Dimanche 18 mars, Mélenchon a fait un tabac au Port, fief du PCR qui, tout en faisant preuve de réserve après la prise de position de son leader historique, Paul Vergès, en faveur de Hollande, a donné les moyens au dirigeant de la CGTR, Ivan Hoareau, président du Comité de soutien à Mélenchon, et proche de Vergès, de l’accueillir en fanfare devant plus de 2 000 militantEs et sympathisantEs enthousiastes, à un moment où la campagne s’annonce plutôt « mol » (terme kréol « terne, décevante »).
Il faut dire que le tribun sait jouer de la passion, de l’humour, de la brosse à reluire et a le don de faire rêver, grâce à sa rhétorique redoutable à la Robespierre, dont il évoque l’héritage de 1789, de 1793... Il sait jouer des ambiguïtés d’ailleurs, l’homme se réclamant de l’esprit des Lumières, de la Révolution française, de la République universelle des droits de l’homme qui prendrait sa source et son essor à partir de la France !... La France qui a toujours justifié ses visées colonialistes et impérialistes au nom de ces grands principes ! Il touche une corde sensible lorsqu’il dit qu’il faudra mettre la finance sous la coupe des citoyens, « mais il faut tondre intelligemment »... Un discours à mi-chemin entre le gaullisme et le PSU, pour ceux qui l’ont connu... un drôle de « zanbrokal » (un mélange culinaire qui ne ressemble plus à rien mais reste goûteux !).
Cela faisait du bien de retrouver un peu d’enthousiasme, de chaleur humaine, après toutes ces années de compromis tournant à la compromission du PCR et de Paul Vergès salués cependant par Mélenchon. Politique de compromission parce qu’on n’a pas été capable d’affronter les grands propriétaires terriens et voulu produire une classe bourgeoise nationale (endogène, proclamée « progressiste ») qui aurait vocation à développer le pays – et « ensuite, plus tard, quand la classe ouvrière sera renforcée numériquement, on pourra aller plus loin » (dixit un des principaux responsables du PCR) – justifiant ainsi les soutiens aux Chateauvieux et autres « gros blancs » (descendants des grands propriétaires terriens, les usiniers, reconvertis dans la banque, l’import-export, etc.) qui parasitent notre pays et le mettent à genoux. C’est cette politique qui a provoqué les émeutes récentes et le désespoir des jeunes, des masses populaires qui vivent pour la plupart avec un revenu proche du seuil de pauvreté, et ne connaissent que les petits boulots, le travail au noir et de longues périodes de chômage.
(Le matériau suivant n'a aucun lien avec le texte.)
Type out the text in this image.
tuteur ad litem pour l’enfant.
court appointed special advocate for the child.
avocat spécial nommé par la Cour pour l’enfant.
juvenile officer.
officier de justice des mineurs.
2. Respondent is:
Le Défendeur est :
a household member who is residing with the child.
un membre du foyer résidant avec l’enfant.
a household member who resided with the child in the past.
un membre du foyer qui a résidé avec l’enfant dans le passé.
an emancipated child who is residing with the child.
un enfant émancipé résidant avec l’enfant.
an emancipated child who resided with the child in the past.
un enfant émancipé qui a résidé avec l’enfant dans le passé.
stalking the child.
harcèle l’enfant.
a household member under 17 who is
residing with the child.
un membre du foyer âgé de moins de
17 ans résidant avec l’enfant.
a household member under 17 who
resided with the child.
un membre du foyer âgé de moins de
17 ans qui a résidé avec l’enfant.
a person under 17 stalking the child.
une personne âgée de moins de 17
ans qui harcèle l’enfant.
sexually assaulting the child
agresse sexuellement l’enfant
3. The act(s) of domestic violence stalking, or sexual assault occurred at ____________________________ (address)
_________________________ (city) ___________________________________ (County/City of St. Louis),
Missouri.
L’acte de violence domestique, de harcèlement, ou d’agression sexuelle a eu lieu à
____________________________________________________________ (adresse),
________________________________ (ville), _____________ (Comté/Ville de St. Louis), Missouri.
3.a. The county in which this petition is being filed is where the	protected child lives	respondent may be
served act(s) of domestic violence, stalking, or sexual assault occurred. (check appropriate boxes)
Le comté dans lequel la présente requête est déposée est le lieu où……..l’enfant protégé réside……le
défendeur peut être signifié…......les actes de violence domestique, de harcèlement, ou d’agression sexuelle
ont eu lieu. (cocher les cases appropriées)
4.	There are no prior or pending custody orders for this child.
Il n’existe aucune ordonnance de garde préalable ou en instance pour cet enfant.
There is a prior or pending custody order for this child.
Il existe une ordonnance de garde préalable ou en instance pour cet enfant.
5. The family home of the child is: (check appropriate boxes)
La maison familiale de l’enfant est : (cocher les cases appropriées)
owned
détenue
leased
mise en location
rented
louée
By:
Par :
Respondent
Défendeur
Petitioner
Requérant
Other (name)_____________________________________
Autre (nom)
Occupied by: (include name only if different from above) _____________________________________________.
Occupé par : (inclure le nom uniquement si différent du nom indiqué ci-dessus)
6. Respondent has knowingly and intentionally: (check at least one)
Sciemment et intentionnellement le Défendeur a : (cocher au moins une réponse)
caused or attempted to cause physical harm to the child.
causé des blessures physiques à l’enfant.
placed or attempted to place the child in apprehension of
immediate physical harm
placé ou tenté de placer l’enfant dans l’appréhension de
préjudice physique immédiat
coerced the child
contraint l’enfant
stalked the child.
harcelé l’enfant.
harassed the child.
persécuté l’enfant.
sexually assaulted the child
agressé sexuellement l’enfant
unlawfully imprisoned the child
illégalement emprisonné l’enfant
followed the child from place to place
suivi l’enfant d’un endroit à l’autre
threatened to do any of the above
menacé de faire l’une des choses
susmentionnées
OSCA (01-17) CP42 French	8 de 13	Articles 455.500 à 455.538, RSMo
Le programme de Mélenchon est loin de répondre aux vrais problèmes de l’île et se contente de reprendre les mots d’ordre du PCR, « autonomie énergétique », « développement des pôles d’excellence » pour la recherche et le développement de la pêche, et de tout ce qui a trait à l’océan. Mélenchon reprenant à son compte les raisons pour lesquelles l’impérialisme français tient tant à ses territoires et autres colonies outre-mer : avec les Antilles et la Polynésie, la Réunion permet à la France de garder le contrôle des ressources océaniques (dont aujourd’hui les nodules métalliques qui jonchent le sol marin entre nos îles, riches en métaux rares et précieux). Ils font d’elle le second empire maritime du monde.